- Gertrude Pitzinger, in the 1940s
- Born: 15 August 1904 Mährisch-Schönberg, Austria-Hungary
- Died: 15 September 1997 (aged 93) Frankfurt, Germany
- Education: Vienna Music Academy
- Occupations: Classical contralto; Academic teacher;
- Organizations: Salzburg Festival; Musikhochschule Hannover; Musikhochschule Frankfurt;
- Awards: Sudetendeutscher Kulturpreis

= Gertrude Pitzinger =

German contralto

Gertrude Pitzinger (15 August 1904 – 15 September 1997) was a German contralto appearing in concert, especially singing Lieder. She taught at the music universities of Hannover and Frankfurt.

== Career ==
Born in Mährisch-Schönberg, then in Austria-Hungary, Pitzinger studied in Vienna at the Musikakademie. She graduated in 1926 as music teacher. She studied singing Lieder with Julia Culp, and then moved to Reichenberg (now Liberec, Czech Republic), where she performed in oratorios and in concerts. A first recital of Lieder at the Berliner Singakademie brought her wider recognition. She performed in Hans Pfitzners Von deutscher Seele. Wilhelm Furtwängler performed with her as a soloist in London in 1937.

She toured in several European countries, and in the United States in 1938 and 1939. Hubert Giesen accompanied her in recitals, including at Carnegie Hall and the New York Town Hall. In England, the United States, and Canada, she became known as "the German Lieder singer". She often collaborated with conductors such as Ferenc Fricsay, Eugen Jochum, Joseph Keilberth, Egon Kornauth and Fritz Rieger. In 1940 she performed in the premiere of Franz Schmidt's cantata Deutsche Auferstehung in the Musikverein in Vienna, conducted by Oswald Kabasta. In 1957 he performed the Liebesliederwalzer by Johannes Brahms on a tour through Germany with Erna Berger, Walther Ludwig and Erich Wenk. In 1960 she recorded Mozart's Requiem with Elisabeth Grümmer, Helmut Krebs and Hans Hotter, conducted by Ferenc Fricsay.

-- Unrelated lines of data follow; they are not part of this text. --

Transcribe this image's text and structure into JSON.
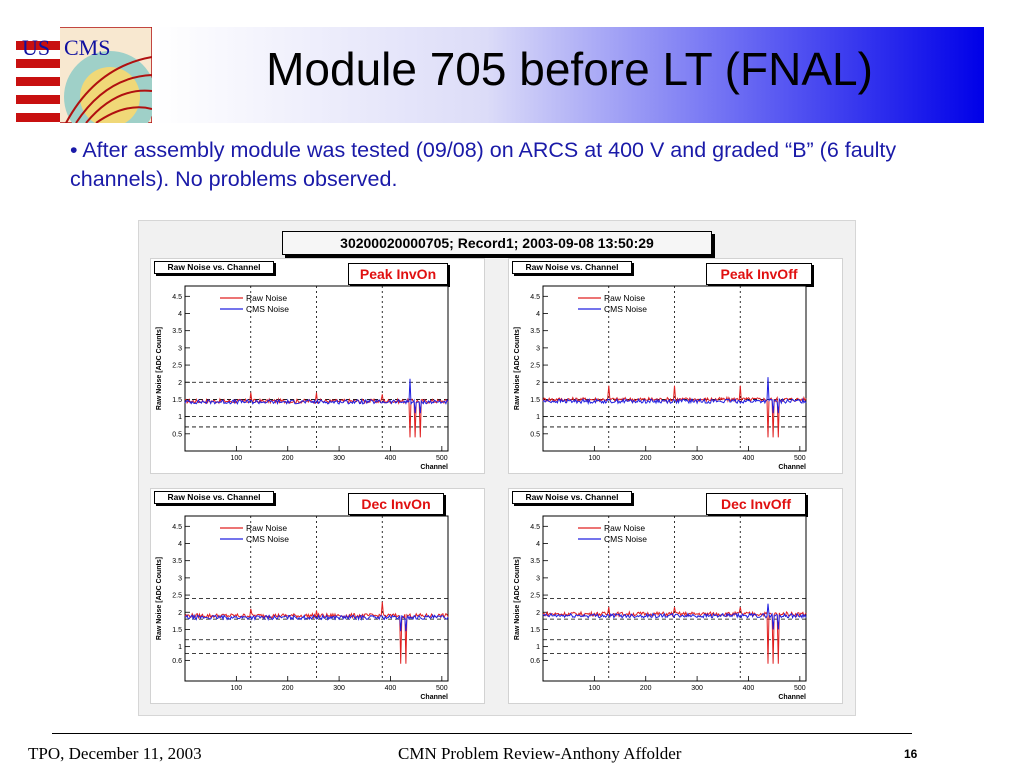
{
  "slide": {
    "title": "Module 705 before LT (FNAL)",
    "bullet": "• After assembly module was tested (09/08) on ARCS at 400 V and graded “B” (6 faulty channels). No problems observed.",
    "logo_text_left": "US",
    "logo_text_right": "CMS"
  },
  "footer": {
    "left": "TPO, December 11, 2003",
    "center": "CMN Problem Review-Anthony Affolder",
    "page": "16"
  },
  "figure": {
    "title": "30200020000705; Record1; 2003-09-08 13:50:29"
  },
  "colors": {
    "raw_noise": "#e02020",
    "cms_noise": "#2020e0",
    "panel_title_text": "#e01010",
    "slide_text": "#1a1aa8"
  },
  "chart_data": [
    {
      "type": "line",
      "title": "Peak InvOn",
      "hist_label": "Raw Noise vs. Channel",
      "xlabel": "Channel",
      "ylabel": "Raw Noise [ADC Counts]",
      "xlim": [
        0,
        512
      ],
      "ylim": [
        0,
        4.8
      ],
      "xticks": [
        100,
        200,
        300,
        400,
        500
      ],
      "yticks": [
        0.5,
        1,
        1.5,
        2,
        2.5,
        3,
        3.5,
        4,
        4.5
      ],
      "hlines": [
        2.0,
        1.5,
        1.0,
        0.7
      ],
      "vlines": [
        128,
        256,
        384
      ],
      "series": [
        {
          "name": "Raw Noise",
          "level": 1.45,
          "spikes": [
            [
              128,
              1.7
            ],
            [
              256,
              1.7
            ],
            [
              384,
              1.65
            ],
            [
              438,
              0.4
            ],
            [
              448,
              0.4
            ],
            [
              458,
              0.4
            ]
          ]
        },
        {
          "name": "CMS Noise",
          "level": 1.43,
          "spikes": [
            [
              438,
              2.1
            ],
            [
              448,
              1.1
            ],
            [
              458,
              1.1
            ]
          ]
        }
      ]
    },
    {
      "type": "line",
      "title": "Peak InvOff",
      "hist_label": "Raw Noise vs. Channel",
      "xlabel": "Channel",
      "ylabel": "Raw Noise [ADC Counts]",
      "xlim": [
        0,
        512
      ],
      "ylim": [
        0,
        4.8
      ],
      "xticks": [
        100,
        200,
        300,
        400,
        500
      ],
      "yticks": [
        0.5,
        1,
        1.5,
        2,
        2.5,
        3,
        3.5,
        4,
        4.5
      ],
      "hlines": [
        2.0,
        1.5,
        1.0,
        0.7
      ],
      "vlines": [
        128,
        256,
        384
      ],
      "series": [
        {
          "name": "Raw Noise",
          "level": 1.5,
          "spikes": [
            [
              128,
              1.9
            ],
            [
              256,
              1.9
            ],
            [
              384,
              1.9
            ],
            [
              438,
              0.4
            ],
            [
              448,
              0.4
            ],
            [
              458,
              0.4
            ]
          ]
        },
        {
          "name": "CMS Noise",
          "level": 1.45,
          "spikes": [
            [
              438,
              2.15
            ],
            [
              448,
              1.1
            ],
            [
              458,
              1.1
            ]
          ]
        }
      ]
    },
    {
      "type": "line",
      "title": "Dec InvOn",
      "hist_label": "Raw Noise vs. Channel",
      "xlabel": "Channel",
      "ylabel": "Raw Noise [ADC Counts]",
      "xlim": [
        0,
        512
      ],
      "ylim": [
        0,
        4.8
      ],
      "xticks": [
        100,
        200,
        300,
        400,
        500
      ],
      "yticks": [
        0.6,
        1,
        1.5,
        2,
        2.5,
        3,
        3.5,
        4,
        4.5
      ],
      "hlines": [
        2.4,
        1.8,
        1.2,
        0.8
      ],
      "vlines": [
        128,
        256,
        384
      ],
      "series": [
        {
          "name": "Raw Noise",
          "level": 1.9,
          "spikes": [
            [
              128,
              2.1
            ],
            [
              256,
              2.05
            ],
            [
              384,
              2.3
            ],
            [
              420,
              0.5
            ],
            [
              430,
              0.5
            ]
          ]
        },
        {
          "name": "CMS Noise",
          "level": 1.85,
          "spikes": [
            [
              420,
              1.45
            ],
            [
              430,
              1.45
            ]
          ]
        }
      ]
    },
    {
      "type": "line",
      "title": "Dec InvOff",
      "hist_label": "Raw Noise vs. Channel",
      "xlabel": "Channel",
      "ylabel": "Raw Noise [ADC Counts]",
      "xlim": [
        0,
        512
      ],
      "ylim": [
        0,
        4.8
      ],
      "xticks": [
        100,
        200,
        300,
        400,
        500
      ],
      "yticks": [
        0.6,
        1,
        1.5,
        2,
        2.5,
        3,
        3.5,
        4,
        4.5
      ],
      "hlines": [
        2.4,
        1.8,
        1.2,
        0.8
      ],
      "vlines": [
        128,
        256,
        384
      ],
      "series": [
        {
          "name": "Raw Noise",
          "level": 1.95,
          "spikes": [
            [
              128,
              2.15
            ],
            [
              256,
              2.15
            ],
            [
              384,
              2.15
            ],
            [
              438,
              0.5
            ],
            [
              448,
              0.5
            ],
            [
              458,
              0.5
            ]
          ]
        },
        {
          "name": "CMS Noise",
          "level": 1.9,
          "spikes": [
            [
              438,
              2.25
            ],
            [
              448,
              1.5
            ],
            [
              458,
              1.5
            ]
          ]
        }
      ]
    }
  ]
}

She appeared regularly at the Salzburg Festival, singing in 1934 in Dvořák's Stabat Mater, and from 1951 to 1959 in Mozart's Requiem. In 1953, she appeared in Handel's Judas Maccabaeus, conducted by Joseph Messner, alongside Tilla Briem, Lorenz Fehenberger and Oskar Czerwenka. From 1955 to 1957 she performed in Beethoven's Missa Solemnis and until 1960 in masses by Haydn.

From 1956 Pitzinger held a master class for voice at the Musikhochschule Hannover. In 1960 she was appointed professor of voice at the Musikhochschule Frankfurt, where she taught until 1973.